# Small gas leak between the end of hose and the swivel connector



## suefourmet (Aug 12, 2016)

I'm on my third  ng hose to connect my smoker to my natural gas pipe from the house.  I have installed a needle valve and everything is nice and tight and leak checked...except..the swivel connector/adaptor at the end of the hose has a slight leak when I have the needle valve closed.  As soon as I open the valve, the leak stops.  Obviously has something to do with pressure, but all three of the hoses I've tried leak at that factory installed swivel connector on the hose - no where else.  Anything I can or should do?
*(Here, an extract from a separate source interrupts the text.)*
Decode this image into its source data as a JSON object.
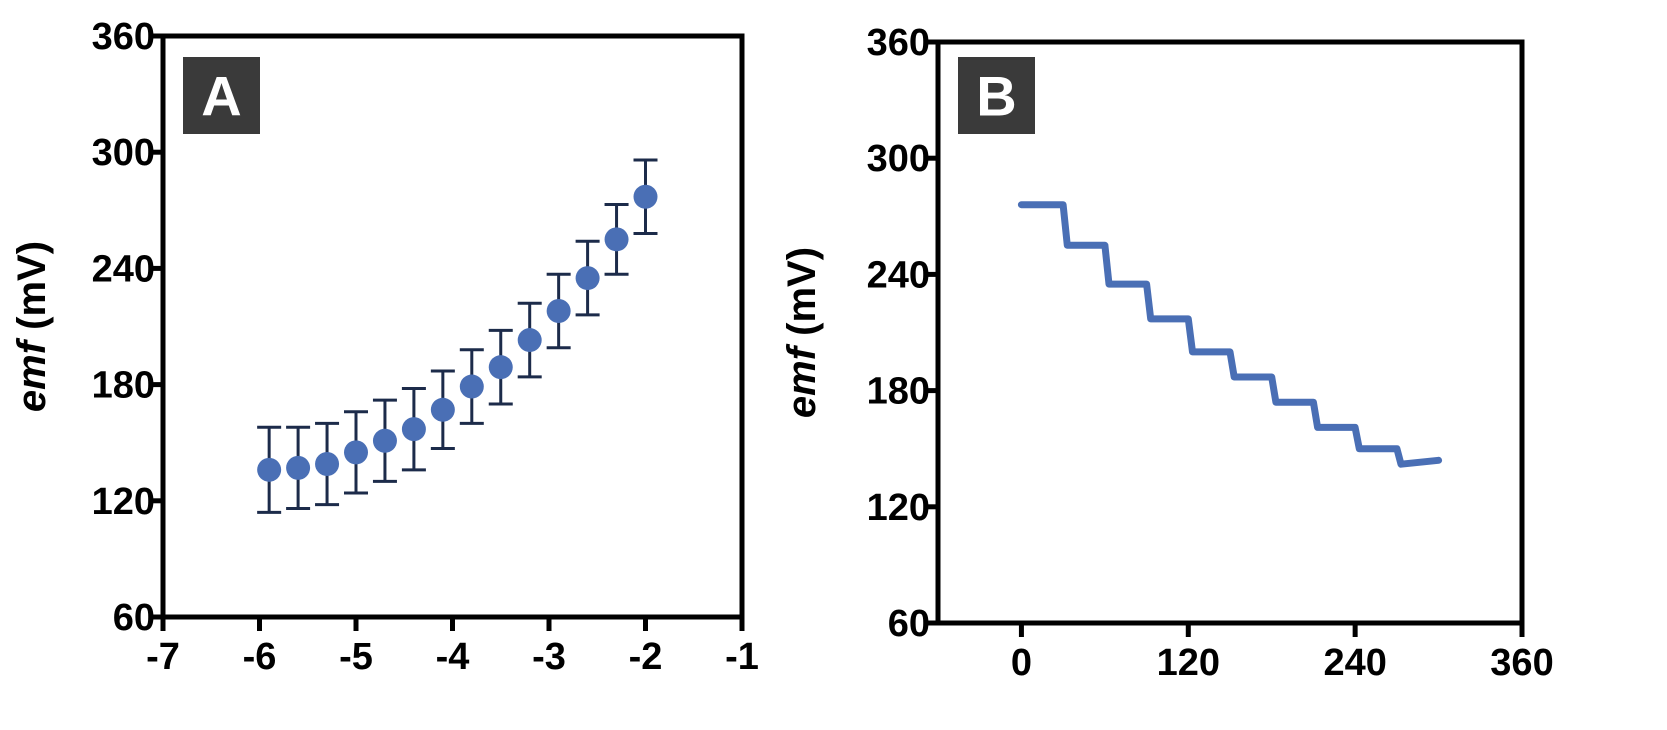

Thanks. ( BTW the smoker Masterbuilt 30 works fine.)

Solved - had needle valve turned the wrong way
	

	
	
		
		



		
			






Thanks anyway.


----------



## daveomak (Aug 12, 2016)

Righty tighty.....   lefty loosey.......

There should NEVER be a leak anywhere on a gas connection....    If it is a crimp fitting, have the gas company or propane company replace the fitting with the correct fitting and re crimp it in place ......  OR BUY AMERICAN MADE......


----------



## suefourmet (Aug 13, 2016)

Thanks, Dave.  It is a sturgis and my understanding was that it is American Made.\


----------



## daveomak (Aug 13, 2016)

http://www.mbsturgis.com/contact

You are correct about made in the USA....  There's there contact page....   let them know...  I noticed they have one of their items under recall when looking this up...
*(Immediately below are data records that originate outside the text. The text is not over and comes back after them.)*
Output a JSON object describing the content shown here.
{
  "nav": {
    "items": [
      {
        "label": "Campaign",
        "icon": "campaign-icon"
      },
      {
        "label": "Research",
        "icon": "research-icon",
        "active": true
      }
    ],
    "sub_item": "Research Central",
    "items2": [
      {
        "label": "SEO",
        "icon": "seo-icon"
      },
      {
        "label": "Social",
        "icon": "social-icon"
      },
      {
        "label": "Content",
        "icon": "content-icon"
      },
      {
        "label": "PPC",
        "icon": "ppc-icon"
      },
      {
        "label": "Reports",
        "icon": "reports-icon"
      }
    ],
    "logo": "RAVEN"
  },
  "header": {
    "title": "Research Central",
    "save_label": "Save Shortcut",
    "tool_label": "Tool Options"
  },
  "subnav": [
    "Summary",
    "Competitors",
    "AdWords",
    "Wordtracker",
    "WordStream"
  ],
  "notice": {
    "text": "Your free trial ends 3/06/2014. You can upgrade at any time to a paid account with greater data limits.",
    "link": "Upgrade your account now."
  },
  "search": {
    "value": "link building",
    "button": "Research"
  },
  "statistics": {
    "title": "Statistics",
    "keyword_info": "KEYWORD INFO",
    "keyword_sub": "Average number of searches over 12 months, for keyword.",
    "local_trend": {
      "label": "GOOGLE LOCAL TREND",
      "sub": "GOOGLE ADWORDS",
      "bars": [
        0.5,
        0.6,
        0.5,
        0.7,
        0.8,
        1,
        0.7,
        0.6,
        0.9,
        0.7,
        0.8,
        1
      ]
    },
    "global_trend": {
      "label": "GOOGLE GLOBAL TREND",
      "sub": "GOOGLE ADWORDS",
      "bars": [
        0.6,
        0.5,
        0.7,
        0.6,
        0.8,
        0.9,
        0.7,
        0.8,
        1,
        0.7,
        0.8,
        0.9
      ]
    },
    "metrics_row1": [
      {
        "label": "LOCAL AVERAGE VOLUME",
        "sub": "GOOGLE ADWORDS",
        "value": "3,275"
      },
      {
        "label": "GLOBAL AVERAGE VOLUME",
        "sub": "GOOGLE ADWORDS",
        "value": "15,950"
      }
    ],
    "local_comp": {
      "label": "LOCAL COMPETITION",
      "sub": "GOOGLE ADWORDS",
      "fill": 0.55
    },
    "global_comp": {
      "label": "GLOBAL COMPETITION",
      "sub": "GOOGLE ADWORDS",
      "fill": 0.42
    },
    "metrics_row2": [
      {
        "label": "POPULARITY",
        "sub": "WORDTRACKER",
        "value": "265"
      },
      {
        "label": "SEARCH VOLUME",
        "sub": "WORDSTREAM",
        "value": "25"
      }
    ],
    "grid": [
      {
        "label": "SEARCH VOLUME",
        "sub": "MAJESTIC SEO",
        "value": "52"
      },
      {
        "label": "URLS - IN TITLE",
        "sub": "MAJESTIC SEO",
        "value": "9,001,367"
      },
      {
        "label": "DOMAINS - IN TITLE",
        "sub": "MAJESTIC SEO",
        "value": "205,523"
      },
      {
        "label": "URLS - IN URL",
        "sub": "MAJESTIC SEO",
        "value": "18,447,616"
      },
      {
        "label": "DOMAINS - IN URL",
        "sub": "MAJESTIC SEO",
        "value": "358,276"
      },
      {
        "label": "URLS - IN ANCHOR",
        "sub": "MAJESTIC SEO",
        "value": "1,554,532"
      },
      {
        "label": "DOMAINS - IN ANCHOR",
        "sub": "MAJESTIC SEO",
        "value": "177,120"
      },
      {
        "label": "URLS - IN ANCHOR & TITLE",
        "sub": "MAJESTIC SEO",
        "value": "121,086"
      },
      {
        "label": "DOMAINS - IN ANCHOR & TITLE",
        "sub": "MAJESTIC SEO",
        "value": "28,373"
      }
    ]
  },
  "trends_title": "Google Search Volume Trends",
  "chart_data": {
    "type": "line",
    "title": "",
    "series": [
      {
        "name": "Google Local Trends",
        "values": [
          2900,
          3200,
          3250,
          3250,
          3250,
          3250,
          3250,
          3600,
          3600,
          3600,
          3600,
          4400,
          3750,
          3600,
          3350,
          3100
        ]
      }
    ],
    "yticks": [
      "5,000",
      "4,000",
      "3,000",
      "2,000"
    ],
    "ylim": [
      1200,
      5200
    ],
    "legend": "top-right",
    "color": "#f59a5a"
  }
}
Good luck...  may I recommend sending them pictures with numbers visible along with an explanation of the leak....

Dave


----------



## joe black (Aug 13, 2016)

Righty tighty.....   lefty loosy

Dave,  this is not always correct on gas.


----------



## daveomak (Aug 13, 2016)

Joe Black said:


> Righty tighty.....   lefty loosy
> 
> Dave, this is not always correct on gas.


_*Solved - had needle valve turned the wrong way  *_...  
	

	
	
		
		



		
		
	


	





I was referring to the needle valve the op commented on....   You are correct....  a POL connector is left handed threads....   and connections to compressed gas bottle can be left or right handed to prevent the user from connecting the wrong regulator to an incorrect bottle...


----------



## joe black (Aug 14, 2016)

Dave,  I didn't mean to be picky, I just wanted folks to look before they released a ton of gas.
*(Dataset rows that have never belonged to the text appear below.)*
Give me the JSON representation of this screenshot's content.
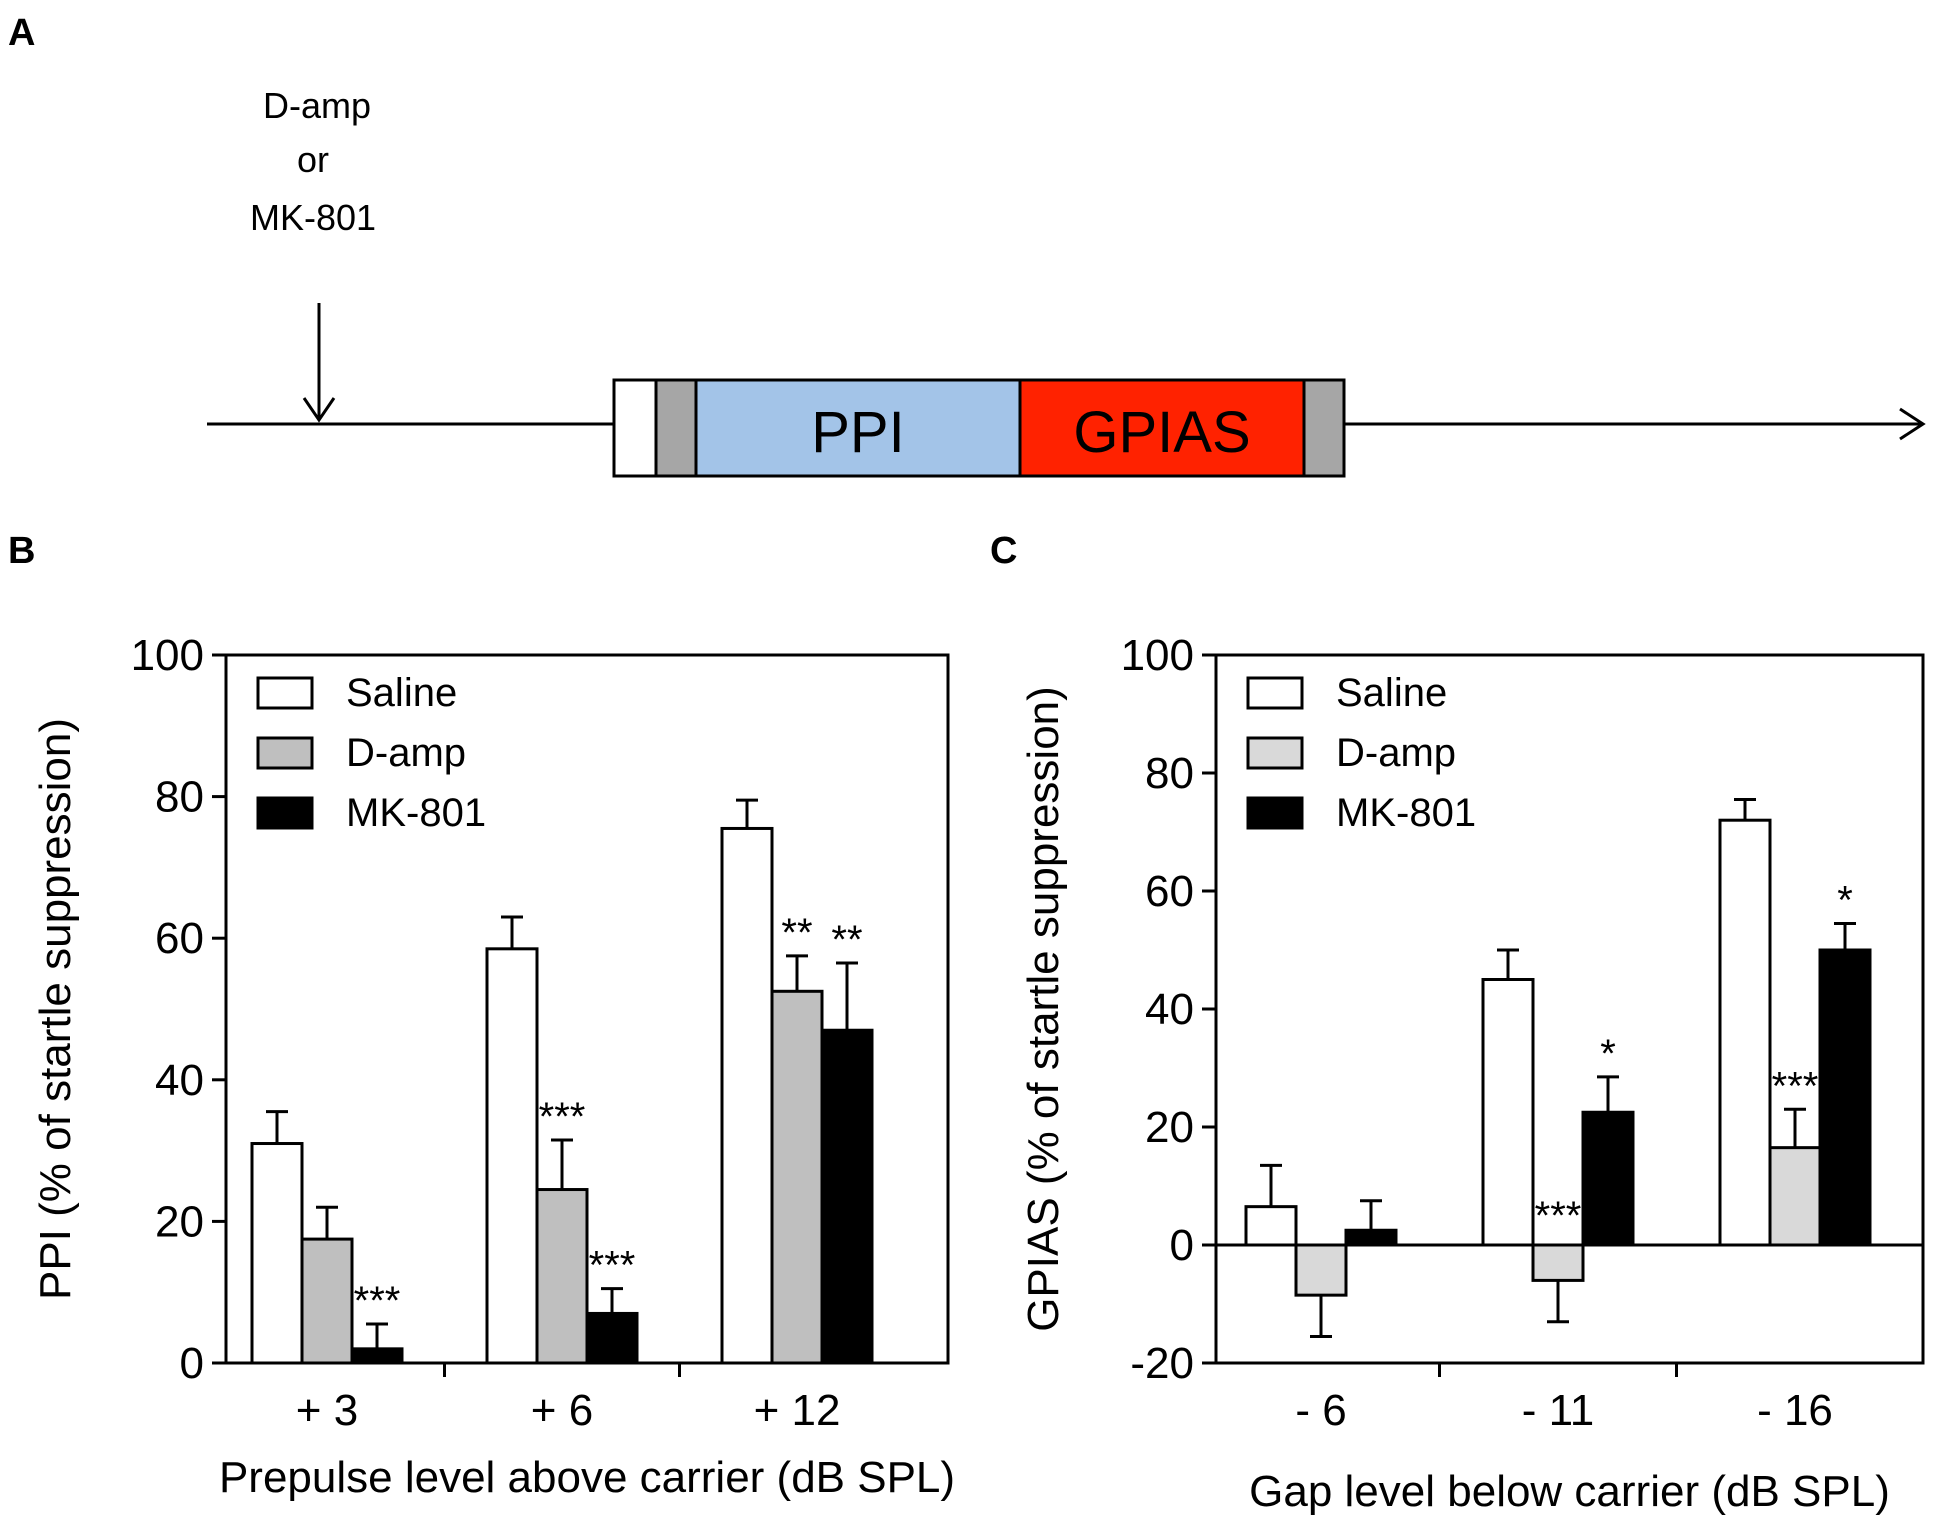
{
  "figure": {
    "panel_a": {
      "letter": "A",
      "drug_line1": "D-amp",
      "drug_line2": "or",
      "drug_line3": "MK-801",
      "ppi_label": "PPI",
      "gpias_label": "GPIAS",
      "colors": {
        "ppi": "#a3c4e8",
        "gpias": "#ff2200",
        "gray": "#a6a6a6",
        "white": "#ffffff"
      }
    },
    "panel_b": {
      "letter": "B"
    },
    "panel_c": {
      "letter": "C"
    }
  },
  "chart_data": [
    {
      "type": "bar",
      "panel": "B",
      "ylabel": "PPI (% of startle suppression)",
      "xlabel": "Prepulse level above carrier (dB SPL)",
      "ylim": [
        0,
        100
      ],
      "yticks": [
        0,
        20,
        40,
        60,
        80,
        100
      ],
      "yticklabels": [
        "0",
        "20",
        "40",
        "60",
        "80",
        "100"
      ],
      "categories": [
        "+ 3",
        "+ 6",
        "+ 12"
      ],
      "legend_position": "top-left",
      "series": [
        {
          "name": "Saline",
          "color": "#ffffff",
          "values": [
            31,
            58.5,
            75.5
          ],
          "errors": [
            4.5,
            4.5,
            4
          ]
        },
        {
          "name": "D-amp",
          "color": "#bfbfbf",
          "values": [
            17.5,
            24.5,
            52.5
          ],
          "errors": [
            4.5,
            7,
            5
          ]
        },
        {
          "name": "MK-801",
          "color": "#000000",
          "values": [
            2,
            7,
            47
          ],
          "errors": [
            3.5,
            3.5,
            9.5
          ]
        }
      ],
      "annotations": [
        {
          "category": 0,
          "series": 2,
          "text": "***"
        },
        {
          "category": 1,
          "series": 1,
          "text": "***"
        },
        {
          "category": 1,
          "series": 2,
          "text": "***"
        },
        {
          "category": 2,
          "series": 1,
          "text": "**"
        },
        {
          "category": 2,
          "series": 2,
          "text": "**"
        }
      ]
    },
    {
      "type": "bar",
      "panel": "C",
      "ylabel": "GPIAS (% of startle suppression)",
      "xlabel": "Gap level below carrier (dB SPL)",
      "ylim": [
        -20,
        100
      ],
      "yticks": [
        -20,
        0,
        20,
        40,
        60,
        80,
        100
      ],
      "yticklabels": [
        "-20",
        "0",
        "20",
        "40",
        "60",
        "80",
        "100"
      ],
      "categories": [
        "- 6",
        "- 11",
        "- 16"
      ],
      "legend_position": "top-left",
      "series": [
        {
          "name": "Saline",
          "color": "#ffffff",
          "values": [
            6.5,
            45,
            72
          ],
          "errors": [
            7,
            5,
            3.5
          ]
        },
        {
          "name": "D-amp",
          "color": "#d9d9d9",
          "values": [
            -8.5,
            -6,
            16.5
          ],
          "errors": [
            7,
            7,
            6.5
          ]
        },
        {
          "name": "MK-801",
          "color": "#000000",
          "values": [
            2.5,
            22.5,
            50
          ],
          "errors": [
            5,
            6,
            4.5
          ]
        }
      ],
      "annotations": [
        {
          "category": 1,
          "series": 1,
          "text": "***"
        },
        {
          "category": 1,
          "series": 2,
          "text": "*"
        },
        {
          "category": 2,
          "series": 1,
          "text": "***"
        },
        {
          "category": 2,
          "series": 2,
          "text": "*"
        }
      ]
    }
  ]
}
Thanks for the reply.  So many folks get their feelings hurt for no reason.   Joe.   :beercheer:


----------



## daveomak (Aug 14, 2016)

That was intended to be a half-assed-joke to suefourmet.... "turning the needle valve the wrong way"...

No harm no foul...... Your point was well taken and left hand thread can be found in the darndest places....    Lug nuts on some early car models...


----------